Ex-presidente do Paraguai Horacio Cartes e doleiros são alvos de mandados de prisão na Lava Jato

Segundo a PF, Horácio Cartes era conhecido como “patrão”

Pepita Ortega
Fausto Macedo
Estadão

A força-tarefa da Lava Jato deflagrou, na manhã desta terça-feira, dia 19, uma nova fase da Operação Câmbio Desligo, denominada Patron, para investigar grupo que deu apoio à fuga e à ocultação de bens de Dario Messer, conhecido como o ‘doleiro dos doleiros’. O doleiro Najun Azario Flato foi preso no âmbito da ação, que mira ainda o ex-presidente do Paraguai Horácio Cartes.

Segundo a PF, o nome da Operação, Patron, espanhol para ‘patrão’ é o termo que Dario Messer utilizava para se referir a Cartes. O doleiro foi preso no fim de julho, em São Paulo, em uma ação coordenada da Polícia Federal e da Procuradoria da República.

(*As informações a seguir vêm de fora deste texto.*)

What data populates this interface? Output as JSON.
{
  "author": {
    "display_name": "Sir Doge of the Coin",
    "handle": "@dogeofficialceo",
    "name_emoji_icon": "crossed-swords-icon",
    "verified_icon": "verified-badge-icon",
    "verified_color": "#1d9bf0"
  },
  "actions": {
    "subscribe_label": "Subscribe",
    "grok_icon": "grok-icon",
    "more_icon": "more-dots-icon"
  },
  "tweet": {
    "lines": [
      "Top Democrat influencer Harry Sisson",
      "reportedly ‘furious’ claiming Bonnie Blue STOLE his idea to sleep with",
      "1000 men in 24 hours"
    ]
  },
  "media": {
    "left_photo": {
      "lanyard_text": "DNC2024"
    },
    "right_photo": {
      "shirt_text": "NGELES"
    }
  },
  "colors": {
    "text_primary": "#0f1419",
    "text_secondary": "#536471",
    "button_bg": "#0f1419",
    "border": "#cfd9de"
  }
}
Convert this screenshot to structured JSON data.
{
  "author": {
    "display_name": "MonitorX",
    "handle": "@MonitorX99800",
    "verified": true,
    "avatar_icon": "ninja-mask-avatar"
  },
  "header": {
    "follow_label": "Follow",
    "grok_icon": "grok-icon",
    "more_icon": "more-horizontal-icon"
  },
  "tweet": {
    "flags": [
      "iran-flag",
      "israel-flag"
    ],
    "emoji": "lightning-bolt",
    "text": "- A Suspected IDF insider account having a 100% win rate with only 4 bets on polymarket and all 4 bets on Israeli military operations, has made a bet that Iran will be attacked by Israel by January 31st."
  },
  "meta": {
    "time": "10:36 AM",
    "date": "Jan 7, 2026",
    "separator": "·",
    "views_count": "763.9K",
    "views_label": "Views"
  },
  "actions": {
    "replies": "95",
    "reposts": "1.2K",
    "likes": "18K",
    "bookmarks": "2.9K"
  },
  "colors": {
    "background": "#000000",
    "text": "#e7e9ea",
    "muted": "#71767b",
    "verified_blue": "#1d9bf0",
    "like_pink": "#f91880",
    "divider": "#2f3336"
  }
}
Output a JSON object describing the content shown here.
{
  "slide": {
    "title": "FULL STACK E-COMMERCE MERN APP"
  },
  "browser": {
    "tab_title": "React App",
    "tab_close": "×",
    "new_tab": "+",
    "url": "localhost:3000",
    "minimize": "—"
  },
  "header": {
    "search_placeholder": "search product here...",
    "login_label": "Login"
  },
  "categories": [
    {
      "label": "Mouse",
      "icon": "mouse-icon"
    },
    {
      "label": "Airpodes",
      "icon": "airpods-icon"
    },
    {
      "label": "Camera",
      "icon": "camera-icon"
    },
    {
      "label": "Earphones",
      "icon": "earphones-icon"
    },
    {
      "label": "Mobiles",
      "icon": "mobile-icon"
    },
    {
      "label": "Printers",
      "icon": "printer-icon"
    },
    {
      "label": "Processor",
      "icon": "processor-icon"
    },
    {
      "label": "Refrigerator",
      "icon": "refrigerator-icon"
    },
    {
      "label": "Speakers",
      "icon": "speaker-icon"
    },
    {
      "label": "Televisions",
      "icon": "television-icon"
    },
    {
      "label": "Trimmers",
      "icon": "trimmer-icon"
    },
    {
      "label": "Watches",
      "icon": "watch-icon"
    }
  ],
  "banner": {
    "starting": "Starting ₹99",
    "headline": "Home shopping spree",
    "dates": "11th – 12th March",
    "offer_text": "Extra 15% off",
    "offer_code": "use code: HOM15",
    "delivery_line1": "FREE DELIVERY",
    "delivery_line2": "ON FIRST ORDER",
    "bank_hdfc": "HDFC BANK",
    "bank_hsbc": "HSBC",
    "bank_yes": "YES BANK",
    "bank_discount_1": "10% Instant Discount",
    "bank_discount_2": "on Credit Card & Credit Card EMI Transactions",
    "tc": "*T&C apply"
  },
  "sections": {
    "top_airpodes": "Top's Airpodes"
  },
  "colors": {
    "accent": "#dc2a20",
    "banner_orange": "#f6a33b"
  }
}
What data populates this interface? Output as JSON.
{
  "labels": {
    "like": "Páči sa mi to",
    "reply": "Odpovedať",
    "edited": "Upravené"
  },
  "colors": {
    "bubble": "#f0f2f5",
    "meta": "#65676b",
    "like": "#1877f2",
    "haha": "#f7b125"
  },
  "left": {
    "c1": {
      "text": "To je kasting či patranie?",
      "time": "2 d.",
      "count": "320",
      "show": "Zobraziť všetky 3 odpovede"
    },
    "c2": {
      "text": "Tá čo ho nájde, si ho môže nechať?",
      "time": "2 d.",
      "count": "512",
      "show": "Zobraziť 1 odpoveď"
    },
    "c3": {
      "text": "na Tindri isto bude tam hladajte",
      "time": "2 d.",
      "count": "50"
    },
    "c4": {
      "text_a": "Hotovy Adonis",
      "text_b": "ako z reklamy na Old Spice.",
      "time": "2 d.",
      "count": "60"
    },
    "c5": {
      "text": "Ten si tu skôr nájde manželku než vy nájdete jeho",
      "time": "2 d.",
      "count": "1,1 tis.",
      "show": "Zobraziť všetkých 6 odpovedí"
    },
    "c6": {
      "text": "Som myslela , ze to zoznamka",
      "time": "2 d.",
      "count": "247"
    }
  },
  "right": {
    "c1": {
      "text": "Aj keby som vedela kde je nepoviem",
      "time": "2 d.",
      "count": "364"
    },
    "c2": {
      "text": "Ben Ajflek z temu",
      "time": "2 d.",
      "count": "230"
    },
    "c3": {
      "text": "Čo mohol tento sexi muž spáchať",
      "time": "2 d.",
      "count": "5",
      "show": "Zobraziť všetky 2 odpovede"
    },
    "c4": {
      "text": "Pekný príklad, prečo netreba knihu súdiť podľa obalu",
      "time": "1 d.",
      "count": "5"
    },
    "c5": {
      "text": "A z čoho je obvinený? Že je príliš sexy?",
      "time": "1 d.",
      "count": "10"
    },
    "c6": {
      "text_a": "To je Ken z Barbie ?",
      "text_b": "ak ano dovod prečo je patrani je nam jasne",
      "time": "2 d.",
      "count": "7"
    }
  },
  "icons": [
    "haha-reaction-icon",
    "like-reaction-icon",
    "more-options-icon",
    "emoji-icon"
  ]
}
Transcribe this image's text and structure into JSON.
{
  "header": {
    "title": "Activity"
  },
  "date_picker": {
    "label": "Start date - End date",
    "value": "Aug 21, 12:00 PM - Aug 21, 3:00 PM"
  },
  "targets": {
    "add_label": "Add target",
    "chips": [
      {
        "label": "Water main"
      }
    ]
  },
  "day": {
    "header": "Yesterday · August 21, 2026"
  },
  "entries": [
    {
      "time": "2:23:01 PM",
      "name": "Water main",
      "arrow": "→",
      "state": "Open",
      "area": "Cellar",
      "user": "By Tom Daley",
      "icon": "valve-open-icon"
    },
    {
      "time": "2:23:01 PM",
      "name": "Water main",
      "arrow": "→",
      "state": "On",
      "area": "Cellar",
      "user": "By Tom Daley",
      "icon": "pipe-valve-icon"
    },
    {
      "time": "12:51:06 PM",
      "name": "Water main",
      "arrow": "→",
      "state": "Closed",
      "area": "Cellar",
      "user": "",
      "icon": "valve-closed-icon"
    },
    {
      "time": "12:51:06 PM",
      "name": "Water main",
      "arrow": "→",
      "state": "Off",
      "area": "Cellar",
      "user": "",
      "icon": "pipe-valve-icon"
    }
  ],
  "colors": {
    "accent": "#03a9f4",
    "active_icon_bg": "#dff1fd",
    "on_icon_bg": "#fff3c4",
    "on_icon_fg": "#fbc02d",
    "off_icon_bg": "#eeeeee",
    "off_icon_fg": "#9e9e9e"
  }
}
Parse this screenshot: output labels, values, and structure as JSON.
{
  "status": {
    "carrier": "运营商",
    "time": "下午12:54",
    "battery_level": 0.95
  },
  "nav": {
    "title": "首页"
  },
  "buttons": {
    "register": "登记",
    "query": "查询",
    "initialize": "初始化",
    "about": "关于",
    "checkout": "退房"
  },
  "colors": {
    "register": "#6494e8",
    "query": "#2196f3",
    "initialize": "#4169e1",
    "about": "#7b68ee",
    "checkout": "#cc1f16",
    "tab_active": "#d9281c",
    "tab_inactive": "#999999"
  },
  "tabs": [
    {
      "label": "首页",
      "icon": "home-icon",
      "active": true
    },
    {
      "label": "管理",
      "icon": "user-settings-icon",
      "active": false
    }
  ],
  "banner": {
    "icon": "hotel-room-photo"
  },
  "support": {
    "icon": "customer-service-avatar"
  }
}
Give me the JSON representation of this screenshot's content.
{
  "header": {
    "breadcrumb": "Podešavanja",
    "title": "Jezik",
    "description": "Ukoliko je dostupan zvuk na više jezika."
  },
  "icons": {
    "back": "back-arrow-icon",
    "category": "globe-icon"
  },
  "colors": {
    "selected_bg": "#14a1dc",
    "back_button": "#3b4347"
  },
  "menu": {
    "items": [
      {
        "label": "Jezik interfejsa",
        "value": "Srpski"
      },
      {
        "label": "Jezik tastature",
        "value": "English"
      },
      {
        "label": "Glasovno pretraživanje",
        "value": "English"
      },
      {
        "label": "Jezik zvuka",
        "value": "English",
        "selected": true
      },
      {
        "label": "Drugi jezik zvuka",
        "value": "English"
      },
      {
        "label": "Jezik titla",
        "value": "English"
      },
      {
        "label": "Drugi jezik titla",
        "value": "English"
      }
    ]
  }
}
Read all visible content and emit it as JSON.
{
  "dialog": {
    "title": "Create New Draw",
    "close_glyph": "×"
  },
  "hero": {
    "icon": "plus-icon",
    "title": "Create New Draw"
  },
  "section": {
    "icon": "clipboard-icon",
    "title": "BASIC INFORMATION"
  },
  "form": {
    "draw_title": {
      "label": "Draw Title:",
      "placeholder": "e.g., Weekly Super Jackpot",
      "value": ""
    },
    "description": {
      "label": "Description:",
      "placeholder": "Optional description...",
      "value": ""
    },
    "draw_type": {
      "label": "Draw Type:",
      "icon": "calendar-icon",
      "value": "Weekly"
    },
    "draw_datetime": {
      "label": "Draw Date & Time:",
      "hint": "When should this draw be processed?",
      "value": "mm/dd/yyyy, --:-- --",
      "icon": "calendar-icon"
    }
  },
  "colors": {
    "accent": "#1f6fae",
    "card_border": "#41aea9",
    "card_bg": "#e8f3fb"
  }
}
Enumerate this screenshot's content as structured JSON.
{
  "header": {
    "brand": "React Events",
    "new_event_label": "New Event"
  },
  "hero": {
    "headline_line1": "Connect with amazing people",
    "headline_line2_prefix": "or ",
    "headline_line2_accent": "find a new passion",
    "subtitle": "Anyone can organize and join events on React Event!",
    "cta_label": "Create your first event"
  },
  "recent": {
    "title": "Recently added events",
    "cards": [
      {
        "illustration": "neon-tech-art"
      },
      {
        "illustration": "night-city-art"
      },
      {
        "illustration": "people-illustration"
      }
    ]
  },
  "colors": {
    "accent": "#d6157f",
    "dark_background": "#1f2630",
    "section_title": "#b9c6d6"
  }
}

MANDADOS – Os agentes cumprem 37 mandados – 16 de prisão preventiva, 3 de prisão temporária e 18 de busca e apreensão. As ações são realizadas na Grande São Paulo, em Ponta Porã, no Rio de Janeiro e em Armação dos Búzios. Há ainda o cumprimento de ordens na fronteira com o Paraguai.

Os mandados foram expedidos pela 7ª Vara Federal Criminal do Rio de Janeiro e cerca de 100 agentes participam das ações. Entre os investigados há residentes do Paraguai e dos Estados Unidos, entre eles o ex-presidente Cartes. Segundo a PF, eles terão seus nomes incluídos na Difusão Vermelha da Interpol, por decisão judicial.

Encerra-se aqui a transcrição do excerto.